Christopher Booker is a scholar who wrote that every story falls into one of seven basic plot structures: Overcoming the Monster, Rags to Riches, the Quest, Voyage and Return, Comedy, Tragedy, and Rebirth. Shmoop explores which of these structures fits this story like Cinderella’s slipper.
Plot Type : Rebirth
Booker’s plot structure doesn’t perfectly fit this novel because the story is not told in a usual style leading up to a single end or climatic event. There are elements of "The Quest," "Tragedy," and "Voyage and Return," but none is a single guiding aspect of Ruku’s life; instead, these are fairly incidental to the arch of the plot.
"Rebirth" is perhaps the most appropriate for this book among Booker’s plots, but even this classification is problematic. Arguably, not much has changed over the course of the narration. Ruku’s story is comprised of one hardship after another, and only punctuated sporadically with the little joys that characterize a typical rebirth story.
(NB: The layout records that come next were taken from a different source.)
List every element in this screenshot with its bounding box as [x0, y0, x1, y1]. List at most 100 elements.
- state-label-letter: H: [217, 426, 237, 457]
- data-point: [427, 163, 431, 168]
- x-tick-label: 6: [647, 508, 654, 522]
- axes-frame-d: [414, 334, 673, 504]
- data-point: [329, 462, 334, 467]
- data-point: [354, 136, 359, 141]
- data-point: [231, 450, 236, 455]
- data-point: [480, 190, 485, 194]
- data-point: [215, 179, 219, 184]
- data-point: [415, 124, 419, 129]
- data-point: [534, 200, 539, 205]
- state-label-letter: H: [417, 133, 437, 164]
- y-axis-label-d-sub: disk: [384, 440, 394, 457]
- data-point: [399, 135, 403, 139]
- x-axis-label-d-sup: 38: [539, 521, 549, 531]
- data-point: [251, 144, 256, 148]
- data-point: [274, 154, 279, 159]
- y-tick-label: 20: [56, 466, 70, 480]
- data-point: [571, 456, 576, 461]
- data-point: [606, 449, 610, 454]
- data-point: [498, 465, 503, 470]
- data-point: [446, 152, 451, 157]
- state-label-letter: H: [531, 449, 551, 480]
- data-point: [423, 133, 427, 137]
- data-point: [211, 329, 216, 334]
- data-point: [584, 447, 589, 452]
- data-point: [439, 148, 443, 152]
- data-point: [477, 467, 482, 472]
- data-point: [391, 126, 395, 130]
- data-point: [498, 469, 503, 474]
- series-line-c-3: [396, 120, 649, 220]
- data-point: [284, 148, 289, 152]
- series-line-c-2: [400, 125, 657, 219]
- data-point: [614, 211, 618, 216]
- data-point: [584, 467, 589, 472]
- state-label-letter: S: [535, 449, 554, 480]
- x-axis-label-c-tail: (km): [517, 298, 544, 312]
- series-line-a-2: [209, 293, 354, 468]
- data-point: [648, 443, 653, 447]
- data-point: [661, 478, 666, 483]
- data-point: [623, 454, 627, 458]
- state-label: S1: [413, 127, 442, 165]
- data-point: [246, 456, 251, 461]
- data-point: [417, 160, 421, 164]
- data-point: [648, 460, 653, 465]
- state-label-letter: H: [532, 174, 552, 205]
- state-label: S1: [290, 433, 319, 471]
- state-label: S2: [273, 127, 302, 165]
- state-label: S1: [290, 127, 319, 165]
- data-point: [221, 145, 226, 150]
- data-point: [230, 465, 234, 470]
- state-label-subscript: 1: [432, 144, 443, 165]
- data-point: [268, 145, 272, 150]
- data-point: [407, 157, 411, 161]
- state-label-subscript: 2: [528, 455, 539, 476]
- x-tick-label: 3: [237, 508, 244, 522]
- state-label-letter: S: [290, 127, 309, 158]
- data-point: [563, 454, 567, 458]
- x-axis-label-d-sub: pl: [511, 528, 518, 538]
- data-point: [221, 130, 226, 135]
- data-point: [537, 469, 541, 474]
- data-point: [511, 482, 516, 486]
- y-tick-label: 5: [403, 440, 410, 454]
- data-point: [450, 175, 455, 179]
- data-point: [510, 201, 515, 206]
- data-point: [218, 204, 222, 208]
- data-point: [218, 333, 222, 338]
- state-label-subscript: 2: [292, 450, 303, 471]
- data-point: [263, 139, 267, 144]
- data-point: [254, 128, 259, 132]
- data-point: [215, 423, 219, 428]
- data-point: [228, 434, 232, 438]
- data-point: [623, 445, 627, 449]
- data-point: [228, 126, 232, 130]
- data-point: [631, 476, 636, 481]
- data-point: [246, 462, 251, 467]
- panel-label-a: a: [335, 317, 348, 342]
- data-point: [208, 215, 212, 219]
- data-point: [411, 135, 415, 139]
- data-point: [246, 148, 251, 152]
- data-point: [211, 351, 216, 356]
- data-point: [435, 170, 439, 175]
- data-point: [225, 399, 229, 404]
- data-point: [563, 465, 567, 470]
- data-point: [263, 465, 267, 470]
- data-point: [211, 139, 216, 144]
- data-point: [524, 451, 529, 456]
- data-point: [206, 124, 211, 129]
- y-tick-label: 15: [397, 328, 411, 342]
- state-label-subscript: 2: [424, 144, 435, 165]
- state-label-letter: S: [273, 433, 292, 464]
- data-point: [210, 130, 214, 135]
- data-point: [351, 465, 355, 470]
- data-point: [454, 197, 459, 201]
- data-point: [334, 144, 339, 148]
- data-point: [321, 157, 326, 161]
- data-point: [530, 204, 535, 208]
But we are hesitant to put it into this category because the rebirth trope relies on some miraculous redemption by another happening at the end of the story. There is no such miraculous intervention (though Rukmani does find a savior in Puli), and when she returns to her life in the village, the reader knows she will face the same struggles and difficulties she had known in the past. Ultimately, this is story of how Rukmani acquired grace and quiet acceptance in the face of great hardship. Unlike the rebirth trope, what’s most important is how Ruku has stayed her steady self in spite of all hardships. Her triumph in the end is not that she is born again, but simply that she continues to live.